L'anthologie, établie par François-Marie Deyrolles, réunit des poèmes parus entre 1990 et 1997, pour la plupart à tirages limités. 

« Ce livre fait de plusieurs livres est d'une cohérence indéniable, d'une unité de ton et d'horizons indiscutables et d'une formulation de paysages qui vient d'une même main et d'un même moment. » Jean-Patrice Courtois (postface).

Plaisir et émotion à lire et relire Antoine Emaz

« Il nous reste peu de temps avant la pluie, avant la peur qui vient, avant que les enfants soient rentrés de l'école, avant de lâcher le livre et d'aller boire un verre, avant de tomber et de dormir, blancs comme neige ». Antoine Emaz,

Antoine Emaz : Caisse claire, Points-Seuil, 2020

lundi 11 mars 2019

Antoine Emaz

Antoine Emaz est décédé. Voici le poème qu'il m'avait confié pour le numéro 8 de la revue Foldaan en 1987.  

"la nuit devant
sans faille et sans prise

fenêtre devenue plaque de nuit noire
devant
lisse
me renvoyant

un jour laisse si peu de temps
ouvert

maintenant
mat

cela qui nous pousse vers la fin
cela peut-être
l'accroissement du poids malgré les tentatives
vieillir

poème à tailler dans cette masse
pour exister même un peu
contre
une résistance inerte un poids une paroi

moments où on voudrait fuir
jusqu'à n'être plus rien
qu'un grain de sable
un givre

moments où ce qui obstrue
s'avance progressivement en dedans
bloquant le souffle

ainsi on vit bougeant
tant bien que mal
on sait qu'on ne s'éliminera plus
qu'il ne reste qu'une infinie fatigue
à accepter encore"


jeudi 2 février 2017

Limite

La limite ici évoquée est celle du corps. Qui ne va pas bien. Qu’il faut tenter de soigner, de retaper. En s’engageant dans un processus à l’issue incertaine. Un long cheminement qui n’a pas simplement à voir avec la mécanique physique. La tête accuse également le coup mais cela n’altère en rien sa vivacité. Elle cogite. Ressasse. Balance entre acceptation et doute. Et s’en remet aux mots qui, bien que pris eux aussi dans la nasse de ces années difficiles, demeurent, dans leur fragilité même, les seuls à pouvoir baliser la route.

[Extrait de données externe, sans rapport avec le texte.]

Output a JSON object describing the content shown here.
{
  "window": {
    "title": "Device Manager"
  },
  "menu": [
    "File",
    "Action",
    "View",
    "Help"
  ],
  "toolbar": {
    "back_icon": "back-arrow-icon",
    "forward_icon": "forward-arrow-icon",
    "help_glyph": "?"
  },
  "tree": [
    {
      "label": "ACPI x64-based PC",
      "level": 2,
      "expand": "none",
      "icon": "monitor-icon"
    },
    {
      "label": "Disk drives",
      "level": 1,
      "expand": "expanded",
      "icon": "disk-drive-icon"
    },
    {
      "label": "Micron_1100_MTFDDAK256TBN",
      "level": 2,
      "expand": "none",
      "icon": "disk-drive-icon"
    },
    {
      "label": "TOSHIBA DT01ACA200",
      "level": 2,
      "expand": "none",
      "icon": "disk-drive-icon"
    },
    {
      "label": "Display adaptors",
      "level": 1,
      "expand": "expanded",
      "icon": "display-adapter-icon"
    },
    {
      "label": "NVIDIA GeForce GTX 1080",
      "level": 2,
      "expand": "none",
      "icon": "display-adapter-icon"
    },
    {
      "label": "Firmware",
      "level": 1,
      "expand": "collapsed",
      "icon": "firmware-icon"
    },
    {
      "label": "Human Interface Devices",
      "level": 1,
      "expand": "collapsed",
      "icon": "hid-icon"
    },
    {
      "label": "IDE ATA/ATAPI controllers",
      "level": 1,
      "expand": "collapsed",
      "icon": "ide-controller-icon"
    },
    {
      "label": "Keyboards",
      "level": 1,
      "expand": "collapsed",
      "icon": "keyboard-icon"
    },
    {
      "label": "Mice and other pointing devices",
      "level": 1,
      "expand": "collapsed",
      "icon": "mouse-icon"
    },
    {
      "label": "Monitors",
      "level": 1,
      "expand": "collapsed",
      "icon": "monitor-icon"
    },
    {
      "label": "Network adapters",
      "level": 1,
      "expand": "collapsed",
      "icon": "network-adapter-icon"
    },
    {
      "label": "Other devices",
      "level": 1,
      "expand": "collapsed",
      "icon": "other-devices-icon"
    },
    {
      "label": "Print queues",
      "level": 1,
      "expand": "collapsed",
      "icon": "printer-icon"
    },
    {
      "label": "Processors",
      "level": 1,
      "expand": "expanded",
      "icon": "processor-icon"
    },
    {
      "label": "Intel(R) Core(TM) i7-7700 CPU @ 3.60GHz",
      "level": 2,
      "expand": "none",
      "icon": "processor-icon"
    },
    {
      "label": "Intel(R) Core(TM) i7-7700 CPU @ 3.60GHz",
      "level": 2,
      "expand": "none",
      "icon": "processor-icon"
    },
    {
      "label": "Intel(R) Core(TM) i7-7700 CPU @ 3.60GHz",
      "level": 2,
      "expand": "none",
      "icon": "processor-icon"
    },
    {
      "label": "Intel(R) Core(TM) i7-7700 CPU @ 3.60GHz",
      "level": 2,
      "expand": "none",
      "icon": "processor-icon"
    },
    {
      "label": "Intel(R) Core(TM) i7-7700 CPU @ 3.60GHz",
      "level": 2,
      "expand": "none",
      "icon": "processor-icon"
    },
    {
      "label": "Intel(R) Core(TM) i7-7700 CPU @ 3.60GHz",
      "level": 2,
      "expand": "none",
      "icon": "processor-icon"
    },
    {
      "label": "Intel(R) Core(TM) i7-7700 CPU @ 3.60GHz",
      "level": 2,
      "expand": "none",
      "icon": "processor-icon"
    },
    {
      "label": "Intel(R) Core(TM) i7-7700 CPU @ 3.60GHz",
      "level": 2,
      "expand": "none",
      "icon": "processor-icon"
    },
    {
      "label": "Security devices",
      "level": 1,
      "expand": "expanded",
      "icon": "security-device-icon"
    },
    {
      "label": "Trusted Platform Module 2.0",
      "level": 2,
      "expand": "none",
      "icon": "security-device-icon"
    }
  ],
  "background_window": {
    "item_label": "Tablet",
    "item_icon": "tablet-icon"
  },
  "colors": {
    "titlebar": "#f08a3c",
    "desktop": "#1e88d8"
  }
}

« ce ne sont pas les mots qui manquent
ils sont là comme des bulles
pétillent
dans la lumière de septembre
presque joueurs
sans avant ni après libres
presque »

C’est à une « graphie de vie plus ou moins vide selon les jours parfois seulement meublés par l’attente » qu’Antoine Emaz décide de recourir. Pour dire, pour tenir. Pour graver la fatigue, la peur, les regrets (de devoir peut-être tout laisser en plan), la tristesse, la monotonie des jours et la lenteur des nuits à même la page. En employant des mots brefs, effilés, affûtés. En une écriture sèche, tranchante.

« s’habituer à la fin

une vie retourne à la vie

quoi craindre
même si ça crie »

Il y a une lutte sourde, intérieure, qui se dévoile à peine, ne s’autorise que de simples questionnements, souvent sans réponses, tournant autour du moment présent et de sa précarité tout en restant attentif à ces petits riens, en d’autres temps anodins, qui soudain rattachent à la vie et donnent un certain relief au quotidien.

« dans ces moments
la poésie peut passer par
une brise qui bouge l’herbe
un soleil pâle
une main tendue

on entend le bruit d’une machine à laver
le tic-tac d’un réveil
comme de l’encore vivant »

On ne détecte pas la moindre plainte. Tout au long du livre domine une grande pudeur. Dictée par une extrême retenue. Le recours aux mots est essentiel. Non pas pour filtrer le mal, l’intrus, l’empêcheur de vivre normalement mais pour donner corps à ce qui continue d’exister, de penser, de réfléchir, de créer et de s’ouvrir. Consciemment, ou pas, de nombreuses métaphores marines parsèment l’ensemble.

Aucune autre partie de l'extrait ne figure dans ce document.